Eric chuckles. “Oh, sweetheart, I don't want anything from you. You’re just a bonus.”
He turns to me.
And his expression shifts—grows darker, colder, meaner than I’ve ever seen.
“You owe me, Holley.”
“No,” I whisper. “I don’t owe you anything.”
He crouches in front of me, tapping my cheek gently where the bruise blooms.
“Oh, but you do. I invested years in you. Then you left me to deal with the fallout. The debt collectors. The judgments. The humiliation. Made it out to be my fault. You didn’t work hard enough.”
“You did that to yourself—”
He backhands me.
White-hot pain explodes.
Tiffany lunges against her restraint, snarling. “Touch her again and I’ll tear your throat out!”
Eric wipes his hand casually. “You Hellion women really are something. Fiery. Loud. Very marketable. I learned a lot when I went on a deep dive on the dark web.”
He strolls toward her, examining her like she’s livestock. “Your family has enemies. There are people who will pay big money to punish a Hellion.”
I feel sick.
“Tiffany,” he says slowly, “you’re worth far more than Holley ever was. Beautiful. Strong. Defiant. Some very wealthy men prefer a challenge.
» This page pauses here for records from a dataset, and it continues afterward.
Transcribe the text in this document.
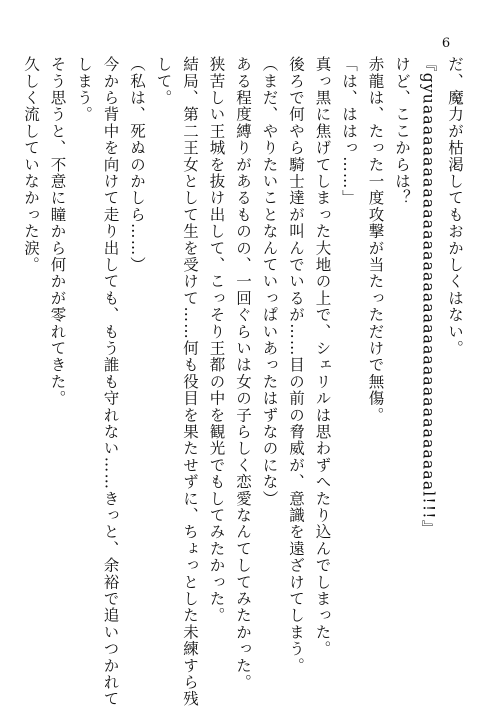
6
だ、魔力が枯渇してもおかしくはない。
『gyuaaaaaaaaaaaaaaaaaaaaaaaaaaaaaaaaaaaaal!!!』
けど、ここからは？
赤龍は、たった一度攻撃が当たっただけで無傷。
「は、ははっ……」
真っ黒に焦げてしまった大地の上で、シェリルは思わずへたり込んでしまった。
後ろで何やら騎士達が叫んでいるが……目の前の脅威が、意識を遠ざけてしまう。
（まだ、やりたいことなんていっぱいあったはずなのにな）
ある程度縛りがあるものの、一回ぐらいは女の子らしく恋愛なんてしてみたかった。
狭苦しい王城を抜け出して、こっそり王都の中を観光でもしてみたかった。
結局、第二王女として生を受けて……何も役目を果たせずに、ちょっとした未練すら残
して。
（私は、死ぬのかしら……）
今から背中を向けて走り出しても、もう誰も守れない……きっと、余裕で追いつかれて
しまう。
そう思うと、不意に瞳から何かが零れてきた。
久しく流していなかった涙。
Then there are the ones who want to get at Smoke.”
She spits in his face.
He wipes it off, unfazed. “I could break you,” he murmurs. “But that reduces your value.”
“What do you want?” I choke out. “Money?”
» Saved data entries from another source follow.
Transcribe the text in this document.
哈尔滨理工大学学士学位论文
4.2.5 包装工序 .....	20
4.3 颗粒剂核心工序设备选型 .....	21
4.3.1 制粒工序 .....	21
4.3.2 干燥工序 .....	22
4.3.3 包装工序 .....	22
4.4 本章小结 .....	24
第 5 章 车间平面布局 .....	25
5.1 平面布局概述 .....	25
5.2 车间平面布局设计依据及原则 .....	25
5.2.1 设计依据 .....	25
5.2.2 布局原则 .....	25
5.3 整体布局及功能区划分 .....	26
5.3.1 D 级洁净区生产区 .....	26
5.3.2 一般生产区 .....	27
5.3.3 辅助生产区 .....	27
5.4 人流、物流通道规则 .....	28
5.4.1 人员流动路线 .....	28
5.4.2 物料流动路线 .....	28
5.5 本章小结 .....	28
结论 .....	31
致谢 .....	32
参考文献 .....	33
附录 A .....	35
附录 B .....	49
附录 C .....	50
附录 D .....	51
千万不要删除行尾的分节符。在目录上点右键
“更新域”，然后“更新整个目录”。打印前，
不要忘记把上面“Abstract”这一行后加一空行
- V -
“Oh, sweet girl,” he laughs, turning back to me, “I want freedom. I want the debt erased. I want the men I owe to stop breathing down my neck. And lucky for me…”
He gestures between us.
“…you two are more than enough to cover everything.”
My stomach drops.
He’s not threatening us to scare us.
He’s making a business transaction.
“Eric,” I whisper, trembling. “Please—don’t do this.”
“Oh, Holley. You always were too gentle to survive without me. But don’t worry—this time I’ll make sure you don’t run.”
A sob tears from my throat.
He cups my chin again.
“You should never have left me.”
Then he stands, brushing off his hands like he’s finished with paperwork.
“Prepare them,” he tells his men. “We leave in thirty.” I don’t know who they are or where he got them from.
Tiffany swears under her breath. “Holley,” she says urgently when they move away. “Holley. Look at me.”
I do.
Her eyes burn with fury and something else—fear, yes, but also iron.
“We’re not dying today,” she says fiercely. “We’re not disappearing. We’re not letting that psychopath win.”
“Tiff, we’re tied, we’re outnumbered, we’re—”
“Holley.” Her voice sharpens. “My dad is going to burn the world down to find us. Do you understand me? He’s coming. The Hellions are coming. We just have to hang on.”
A sob shakes my chest.
Because I believe her.
I really do.
“He’ll find us,” she says again. “He always does.”
But even as she whispers it, I hear Eric laughing in the next room.
And I know—Tony is running out of time.